Having cancer can be a very isolating experience for patients and their loved ones, whose extended friends, family, and even doctors may not be able to truly understand what they are going through. With a rare cancer like mesothelioma, this isolation can feel especially profound.
Mesothelioma support groups offer a unique opportunity for patients and their loved ones to connect with other people whose lives are directly affected by mesothelioma. These groups offer the chance to share space and participate in a community with other people who have been through what you are going through. They offer a sense of shared experience that may not be possible with people whose lives have not been affected by mesothelioma. They also offer essential resources and advice for mesothelioma care, treatment, and coping methods, as well as information about new developments like clinical trials.
Not all mesothelioma support groups are the same, and different groups vary in several important ways, including how they are led, how they are structured, and where they take place. Read on for a full run-down on mesothelioma support groups to learn more about the right type of group for you.
What is a Support Group?
Support groups are places where people who are struggling with the same issue can go to share experiences, resources, support, and community. There are a number of different types of support groups, depending on several factors.
- Peer Leadership vs. Professional Leadership: Some support groups are “peer-led”, meaning they are led by other people who have been personally affected by the issue. In the case of a mesothelioma support group, this can be a mesothelioma patient or survivor, or a family member, caretaker, or friend of a mesothelioma patient or survivor, depending on the group.
Peer-led group leaders do not necessarily have to be accredited or hold professional degrees, though some are certified peer support (CPS) specialists. CPS leaders receive training in trauma, recovery, and peer support to help use their lived experience to facilitate the group. Some peer-led groups do not have a single leader, but rather are led communally or by a rotating leader that changes with time.

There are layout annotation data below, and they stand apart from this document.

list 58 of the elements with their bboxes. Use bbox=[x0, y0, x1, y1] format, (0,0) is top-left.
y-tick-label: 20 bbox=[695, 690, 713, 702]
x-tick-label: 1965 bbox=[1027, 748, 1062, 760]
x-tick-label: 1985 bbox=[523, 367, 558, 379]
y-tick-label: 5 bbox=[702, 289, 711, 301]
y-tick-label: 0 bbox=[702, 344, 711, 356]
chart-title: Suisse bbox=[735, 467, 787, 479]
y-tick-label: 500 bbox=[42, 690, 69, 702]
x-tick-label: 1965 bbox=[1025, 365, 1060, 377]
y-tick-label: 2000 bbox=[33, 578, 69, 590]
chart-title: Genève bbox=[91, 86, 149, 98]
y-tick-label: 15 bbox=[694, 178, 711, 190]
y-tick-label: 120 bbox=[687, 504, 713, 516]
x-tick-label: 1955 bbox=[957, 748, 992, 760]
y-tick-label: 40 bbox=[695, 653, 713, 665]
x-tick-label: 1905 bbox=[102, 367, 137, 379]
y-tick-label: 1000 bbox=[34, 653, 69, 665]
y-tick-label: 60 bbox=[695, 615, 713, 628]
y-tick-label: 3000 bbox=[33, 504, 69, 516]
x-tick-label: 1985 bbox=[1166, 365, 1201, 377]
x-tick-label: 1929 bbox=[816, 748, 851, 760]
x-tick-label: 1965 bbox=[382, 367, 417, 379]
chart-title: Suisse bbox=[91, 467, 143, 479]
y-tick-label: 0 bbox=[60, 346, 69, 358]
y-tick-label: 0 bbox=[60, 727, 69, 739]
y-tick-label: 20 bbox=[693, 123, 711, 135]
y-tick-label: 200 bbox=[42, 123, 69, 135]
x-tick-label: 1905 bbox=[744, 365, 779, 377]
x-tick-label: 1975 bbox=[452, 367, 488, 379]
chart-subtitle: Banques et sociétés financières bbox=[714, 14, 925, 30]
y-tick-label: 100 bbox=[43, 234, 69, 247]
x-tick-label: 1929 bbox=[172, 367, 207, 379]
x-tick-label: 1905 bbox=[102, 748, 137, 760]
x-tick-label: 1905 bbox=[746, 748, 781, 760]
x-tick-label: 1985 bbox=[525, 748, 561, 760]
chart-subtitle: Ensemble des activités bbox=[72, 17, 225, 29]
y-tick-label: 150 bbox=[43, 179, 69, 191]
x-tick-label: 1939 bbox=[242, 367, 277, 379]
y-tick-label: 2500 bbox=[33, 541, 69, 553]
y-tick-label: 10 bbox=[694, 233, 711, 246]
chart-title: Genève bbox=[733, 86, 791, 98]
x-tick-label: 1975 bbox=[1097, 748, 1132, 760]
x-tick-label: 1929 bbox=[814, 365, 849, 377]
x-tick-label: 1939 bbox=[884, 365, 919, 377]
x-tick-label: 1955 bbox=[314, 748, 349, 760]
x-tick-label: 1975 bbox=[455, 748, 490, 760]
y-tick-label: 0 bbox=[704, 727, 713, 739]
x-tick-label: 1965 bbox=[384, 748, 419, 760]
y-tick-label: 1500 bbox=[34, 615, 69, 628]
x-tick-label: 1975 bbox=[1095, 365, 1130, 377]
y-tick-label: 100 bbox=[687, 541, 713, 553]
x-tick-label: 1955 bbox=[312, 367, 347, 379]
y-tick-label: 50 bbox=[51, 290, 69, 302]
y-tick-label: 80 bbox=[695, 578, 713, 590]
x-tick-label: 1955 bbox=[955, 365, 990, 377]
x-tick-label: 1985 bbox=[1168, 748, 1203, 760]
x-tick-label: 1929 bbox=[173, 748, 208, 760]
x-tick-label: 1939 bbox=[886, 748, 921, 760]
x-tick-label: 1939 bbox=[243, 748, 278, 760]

Other support groups are run by professional practitioners who may not have lived experience with mesothelioma, which may include social workers, mental health professionals, psychologists, counsellors, clergy members, and other specialists who have training in facilitating support groups, and often have experience working with the mesothelioma community. Professional practitioners are usually accredited and may hold advanced degrees in counseling or related fields.
- Remote vs. In Person: Different types of support groups happen in different forums. Some support groups happen in person and require group members to come to a specific location for meetings. Other groups happen online, through open or closed forums, message boards, Facebook groups, or Zoom calls. Some online groups can be accessed by phone for those less comfortable with the internet, usually through a secure dial-in number. There are also hybrid mesothelioma support groups, which offer alternating online and in-person support sessions, or offer patients and their loved ones the opportunity to join in-person sessions online via video or phone call.
Both in-person and online mesothelioma support groups have pros and cons, many of which depend on your personal needs and preferences.
Some people find that in-person support groups are easier to engage with, as it can sometimes be harder to feel a sense of community or participate fully in online or Zoom-based groups. This is especially common among those who struggle with technology generally, and who have difficulty with online or video-call communication.
However, this is not always the case; some mesothelioma patients and their loved ones do not find it difficult to connect on an online or remote platform, and even find that certain aspects of online groups—such as increased privacy and anonymity—helpful in reducing anxiety and hesitance about discussing issues that might be more uncomfortable for them to discuss in person.
Moreover, some participants are not able to reliably attend in-person meetings, as the demands of treatment and dealing with the daily realities of mesothelioma can make it difficult to take on additional appointments. This is especially true considering the ongoing risk of COVID-19 exposure for often-immunocompromised mesothelioma patients. In addition, participants may not live close enough to any ongoing support group to be able to attend in person.
- Structure: There are several different ways that mesothelioma support groups may be structured when it comes to what actually occurs during each meeting. Some groups are much more structured, and have a specific agenda and curriculum for each meeting. These groups, which are often professionally led, may also invite guest lecturers to speak and provide resources to the group. More structured groups may have a specific number of sessions, with a designated end-date.
Less structured mesothelioma support groups will generally have at least some type of basic structure that each meeting follows, and guidelines to ensure that everyone gets a chance to participate. They may have an overall theme for each session, but they will generally not have a strict agenda or curriculum (though the group may provide additional resources that participants can access if interested). In addition, less structured groups tend not to have a finite number of sessions, but rather are generally held on an ongoing basis, with participants free to come and go as they desire and are able.
- Intended Participants: Each mesothelioma support group has an intended set of participants. In some groups, anyone who has been affected by mesothelioma, whether they are a patient or a loved one/caretaker, is welcome to attend and participate. Other groups are specifically meant for mesothelioma patients and survivors, while still others are specifically meant for loved ones and caretakers of those with mesothelioma. In addition, there are some mesothelioma support groups meant for certain affinity populations, such as women, people in a certain profession (such as dock workers or construction workers), veterans of the U.S. military, or 9/11 first responders. Make sure to choose a mesothelioma support group with a population that will make you feel most comfortable.